Nuestro padre se llamaba
Francisco Melanio y se encontraba en la última fase de su enfermedad; se notaba
en sus ojos vidriosos y su mirada perdida. Postrado en cama, necesitaba
compañía y cuidados. Cada viaje de un sitio a otro suponía un trocito arrancado
de lo poco que le quedaba. Y mientras el bicho continuaba su labor, el dolor
aumentaba, y papá se apagaba, ellos, los hipocráticos, los que salvan vidas, se
daban prisa por quitárselo de encima: hoy en la residencia, por la noche en el
hospital para, en la mañana, devolverle a la residencia y vuelta a empezar.
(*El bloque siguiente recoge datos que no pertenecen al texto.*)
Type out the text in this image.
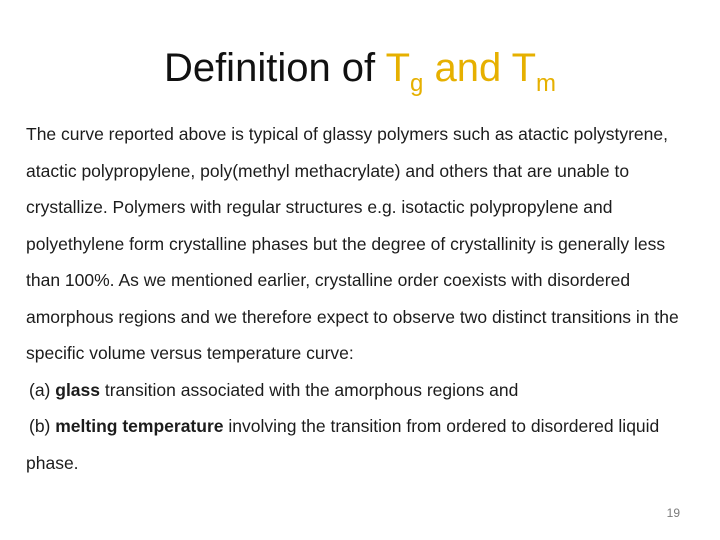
Definition of $T_g$ and $T_m$

The curve reported above is typical of glassy polymers such as atactic polystyrene, atactic polypropylene, poly(methyl methacrylate) and others that are unable to crystallize. Polymers with regular structures e.g. isotactic polypropylene and polyethylene form crystalline phases but the degree of crystallinity is generally less than 100%. As we mentioned earlier, crystalline order coexists with disordered amorphous regions and we therefore expect to observe two distinct transitions in the specific volume versus temperature curve:

(a) glass transition associated with the amorphous regions and

(b) melting temperature involving the transition from ordered to disordered liquid phase.

19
Nadie quería atenderlo, nadie. Me pregunto qué habrían hecho si se hubiera
tratado de su familia.
El día 6 de octubre de 2021 papá
se rindió, dejó de respirar, y dejó de sufrir. No llegó a la Navidad mi papaíto.
Afortunadamente todos pudimos despedirnos de él y siento que él también de
nosotros. Y ahora que sólo nos queda vacío, tristeza y dolor, ¿a quién pedimos
cuentas por tanta negligencia? ¿A quién? ¿A Dios?
Para el sistema sanitario sólo
era un paciente más, un paciente menos, un señor mayor que se quejaba
continuamente a su médico de cabecera de dolores “normales”, que acudía a
urgencias cuando se caía “normalmente”, y que resultó tener un cáncer “normal”
a su edad.
Ellos, los que no quisieron prestar atención a las señales, no tendrán remordimientos porque no recordarán quién era, porque no era su padre, porque no era su abuelo ni su hermano. Porque no era nadie.